# dorset herping trip april



## eurokeeper (Nov 3, 2009)

im planning on spending afew days based in studland looking for all 6 native species plus wall and green lizards. sometime in april when the weather looks right.

anyone in the area is welcome to join me as ill be on my own this time


----------



## Ben W (Nov 18, 2008)

give me a shout i live not too far from there

Ben


----------



## jonodrama (May 7, 2009)

Sounds good...count me in. 

I know the little nature reserve on southampton common is great for wall & common lizards. There have also been sightings of grass snakes too.


----------



## kettykev (May 15, 2009)

Good luck with the trip, my girlfriend and I did it last year and saw everything. I did put a thread on here about it.


----------



## eurokeeper (Nov 3, 2009)

ill send you two a pm when i know what dates ill be there




kettykev said:


> Good luck with the trip, my girlfriend and I did it last year and saw everything. I did put a thread on here about it.


just read your thread sounds like you had a good trip. the wall lizards where pretty much everywhere last time i went but i only saw the one green lizard.
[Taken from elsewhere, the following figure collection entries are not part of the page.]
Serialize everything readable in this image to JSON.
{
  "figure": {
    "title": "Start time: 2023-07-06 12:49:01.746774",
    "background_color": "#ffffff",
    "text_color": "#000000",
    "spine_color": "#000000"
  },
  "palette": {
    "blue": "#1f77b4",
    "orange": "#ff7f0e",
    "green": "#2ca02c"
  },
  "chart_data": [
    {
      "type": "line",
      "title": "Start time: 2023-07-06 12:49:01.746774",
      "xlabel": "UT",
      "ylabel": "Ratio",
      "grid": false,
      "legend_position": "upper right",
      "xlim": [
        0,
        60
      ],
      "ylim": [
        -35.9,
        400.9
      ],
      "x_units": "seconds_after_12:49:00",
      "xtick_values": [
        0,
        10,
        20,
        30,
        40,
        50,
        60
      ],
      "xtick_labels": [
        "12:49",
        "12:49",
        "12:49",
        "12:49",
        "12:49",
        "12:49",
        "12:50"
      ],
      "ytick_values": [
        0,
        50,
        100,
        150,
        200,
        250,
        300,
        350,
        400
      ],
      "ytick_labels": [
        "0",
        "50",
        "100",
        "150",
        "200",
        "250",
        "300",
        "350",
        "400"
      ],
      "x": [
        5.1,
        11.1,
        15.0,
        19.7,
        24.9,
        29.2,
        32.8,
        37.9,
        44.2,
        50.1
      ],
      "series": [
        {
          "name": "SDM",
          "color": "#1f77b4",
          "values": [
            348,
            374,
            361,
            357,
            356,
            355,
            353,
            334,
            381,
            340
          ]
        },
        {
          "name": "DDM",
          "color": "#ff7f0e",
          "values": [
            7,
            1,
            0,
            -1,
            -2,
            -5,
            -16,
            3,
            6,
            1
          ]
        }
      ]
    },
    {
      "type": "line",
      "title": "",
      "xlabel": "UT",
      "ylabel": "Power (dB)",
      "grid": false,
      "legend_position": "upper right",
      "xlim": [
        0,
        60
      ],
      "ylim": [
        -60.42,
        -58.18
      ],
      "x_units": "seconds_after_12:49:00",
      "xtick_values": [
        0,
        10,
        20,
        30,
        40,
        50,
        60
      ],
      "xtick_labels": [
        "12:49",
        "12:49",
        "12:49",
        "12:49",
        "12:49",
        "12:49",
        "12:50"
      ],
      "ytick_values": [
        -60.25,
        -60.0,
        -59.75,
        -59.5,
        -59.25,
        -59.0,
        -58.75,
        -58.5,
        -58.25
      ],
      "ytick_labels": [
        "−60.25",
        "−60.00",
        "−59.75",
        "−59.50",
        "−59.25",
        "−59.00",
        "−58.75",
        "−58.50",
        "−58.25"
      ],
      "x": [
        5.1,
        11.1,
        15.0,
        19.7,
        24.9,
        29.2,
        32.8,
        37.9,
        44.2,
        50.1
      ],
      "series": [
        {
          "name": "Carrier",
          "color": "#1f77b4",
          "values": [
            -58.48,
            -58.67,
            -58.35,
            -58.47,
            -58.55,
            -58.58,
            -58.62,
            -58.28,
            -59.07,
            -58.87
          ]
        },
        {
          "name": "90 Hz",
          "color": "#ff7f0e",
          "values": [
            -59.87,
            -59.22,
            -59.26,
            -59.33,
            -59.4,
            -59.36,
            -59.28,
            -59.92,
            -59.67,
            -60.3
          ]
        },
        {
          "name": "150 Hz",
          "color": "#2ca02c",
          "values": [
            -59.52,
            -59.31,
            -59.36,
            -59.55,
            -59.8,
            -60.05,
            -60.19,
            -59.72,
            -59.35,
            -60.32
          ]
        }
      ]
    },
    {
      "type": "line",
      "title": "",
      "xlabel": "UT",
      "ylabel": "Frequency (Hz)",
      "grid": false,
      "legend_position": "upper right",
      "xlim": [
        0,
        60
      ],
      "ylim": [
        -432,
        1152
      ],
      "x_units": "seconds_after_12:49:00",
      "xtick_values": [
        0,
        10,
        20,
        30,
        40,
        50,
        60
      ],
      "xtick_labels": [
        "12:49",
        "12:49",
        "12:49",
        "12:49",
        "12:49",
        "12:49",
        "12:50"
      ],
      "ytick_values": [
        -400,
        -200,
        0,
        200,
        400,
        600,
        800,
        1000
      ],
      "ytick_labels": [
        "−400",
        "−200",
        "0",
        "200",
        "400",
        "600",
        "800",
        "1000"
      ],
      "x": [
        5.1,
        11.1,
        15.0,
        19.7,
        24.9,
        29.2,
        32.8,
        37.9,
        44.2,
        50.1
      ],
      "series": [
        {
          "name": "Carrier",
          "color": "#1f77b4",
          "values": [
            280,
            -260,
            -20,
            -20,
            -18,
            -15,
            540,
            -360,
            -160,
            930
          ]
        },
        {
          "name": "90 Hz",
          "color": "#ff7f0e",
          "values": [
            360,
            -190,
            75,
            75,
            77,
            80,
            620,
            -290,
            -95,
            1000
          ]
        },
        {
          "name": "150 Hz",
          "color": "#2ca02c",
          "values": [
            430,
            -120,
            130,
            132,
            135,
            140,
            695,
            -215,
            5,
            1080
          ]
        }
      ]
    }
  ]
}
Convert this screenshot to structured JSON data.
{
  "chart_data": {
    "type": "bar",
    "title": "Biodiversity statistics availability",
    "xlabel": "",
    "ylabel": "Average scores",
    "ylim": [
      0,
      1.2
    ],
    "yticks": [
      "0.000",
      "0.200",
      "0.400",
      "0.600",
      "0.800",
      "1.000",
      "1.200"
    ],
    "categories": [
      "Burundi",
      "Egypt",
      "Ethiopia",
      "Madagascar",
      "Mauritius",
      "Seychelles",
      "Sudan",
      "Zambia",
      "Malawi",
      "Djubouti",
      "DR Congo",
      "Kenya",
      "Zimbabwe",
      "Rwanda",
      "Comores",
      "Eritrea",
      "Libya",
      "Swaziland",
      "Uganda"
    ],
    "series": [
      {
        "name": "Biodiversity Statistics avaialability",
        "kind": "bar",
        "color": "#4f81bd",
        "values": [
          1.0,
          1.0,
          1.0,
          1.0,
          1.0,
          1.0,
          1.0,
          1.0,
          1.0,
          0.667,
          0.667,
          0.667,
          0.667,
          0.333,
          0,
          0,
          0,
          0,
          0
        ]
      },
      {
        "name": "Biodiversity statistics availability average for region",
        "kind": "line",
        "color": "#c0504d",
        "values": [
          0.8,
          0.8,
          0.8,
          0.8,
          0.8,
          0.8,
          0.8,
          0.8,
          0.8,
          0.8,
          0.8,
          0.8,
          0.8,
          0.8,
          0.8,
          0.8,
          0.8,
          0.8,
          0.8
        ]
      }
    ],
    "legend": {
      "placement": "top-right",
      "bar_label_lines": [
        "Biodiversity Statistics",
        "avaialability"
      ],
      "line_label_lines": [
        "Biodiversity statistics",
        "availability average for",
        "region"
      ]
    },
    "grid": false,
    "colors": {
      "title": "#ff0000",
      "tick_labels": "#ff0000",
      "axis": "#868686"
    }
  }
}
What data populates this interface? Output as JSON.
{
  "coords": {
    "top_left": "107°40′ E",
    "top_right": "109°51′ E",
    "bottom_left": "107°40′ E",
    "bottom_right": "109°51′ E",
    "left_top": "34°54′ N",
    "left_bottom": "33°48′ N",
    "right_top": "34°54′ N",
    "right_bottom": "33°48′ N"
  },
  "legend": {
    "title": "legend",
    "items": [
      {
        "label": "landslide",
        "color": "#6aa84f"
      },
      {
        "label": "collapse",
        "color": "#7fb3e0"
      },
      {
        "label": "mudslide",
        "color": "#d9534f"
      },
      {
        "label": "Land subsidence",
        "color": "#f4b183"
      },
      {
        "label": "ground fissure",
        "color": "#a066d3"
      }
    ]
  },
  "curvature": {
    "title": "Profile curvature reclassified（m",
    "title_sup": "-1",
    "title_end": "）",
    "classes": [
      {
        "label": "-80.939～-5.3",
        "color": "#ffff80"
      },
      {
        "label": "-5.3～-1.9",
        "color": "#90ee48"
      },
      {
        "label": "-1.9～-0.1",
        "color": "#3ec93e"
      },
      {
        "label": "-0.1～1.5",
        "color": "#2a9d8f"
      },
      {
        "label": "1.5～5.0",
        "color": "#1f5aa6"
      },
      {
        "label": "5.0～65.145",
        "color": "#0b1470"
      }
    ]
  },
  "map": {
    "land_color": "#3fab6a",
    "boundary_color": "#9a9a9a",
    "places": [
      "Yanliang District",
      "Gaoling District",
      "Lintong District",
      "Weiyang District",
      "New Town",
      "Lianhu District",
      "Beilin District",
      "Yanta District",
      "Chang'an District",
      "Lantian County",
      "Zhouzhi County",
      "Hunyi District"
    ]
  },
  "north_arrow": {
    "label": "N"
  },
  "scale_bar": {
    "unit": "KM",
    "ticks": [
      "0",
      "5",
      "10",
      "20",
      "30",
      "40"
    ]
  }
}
how many sites did you visit while you were there


----------



## asm1006 (May 5, 2007)

:2thumb:sounds like a plan-I live about 40 mins away


----------



## TIMOTHY AND MATILDA (Oct 31, 2008)

is it near the nudist beach :blush:


----------



## jonodrama (May 7, 2009)

TIMOTHY AND MATILDA said:


> is it near the nudist beach :blush:


better pack the factor 50!!!!:gasp:


----------



## TheMetaphysicalNinja (Aug 18, 2009)

TIMOTHY AND MATILDA said:


> is it near the nudist beach :blush:


Studland beach has a nudist section  it's about a mile up the beach... but it has been many years since i was there, so that's probably not accurate!


----------



## geckomagic (Feb 27, 2007)

Count me in, im not too far away
Thanks


----------



## eurokeeper (Nov 3, 2009)

seems like afew people are interested in this. we should sort out a place to meet. a date should be decided nearer the time but will be within the first two weeks of april


----------



## jonodrama (May 7, 2009)

eurokeeper said:


> seems like afew people are interested in this. we should sort out a place to meet. a date should be decided nearer the time but will be within the first two weeks of april[/QUO
> 
> Good thinking. Just checked Dorset County Council website, school holidays run from 2/04-----15/04
> 
> The area will be busy


----------



## White_raven666 (Mar 20, 2007)

Count me in!!!!


----------



## eurokeeper (Nov 3, 2009)

jonodrama said:


> eurokeeper said:
> 
> 
> > seems like afew people are interested in this. we should sort out a place to meet. a date should be decided nearer the time but will be within the first two weeks of april[/QUO
> ...


----------



## eurokeeper (Nov 3, 2009)

so is everyone still interested in the trip to dorset


----------



## Ben W (Nov 18, 2008)

sounds good to me


----------



## lizardloverrach (Dec 1, 2008)

jonodrama said:


> Sounds good...count me in.
> 
> I know the little nature reserve on southampton common is great for wall & common lizards. There have also been sightings of grass snakes too.


Didnt see any when i went


----------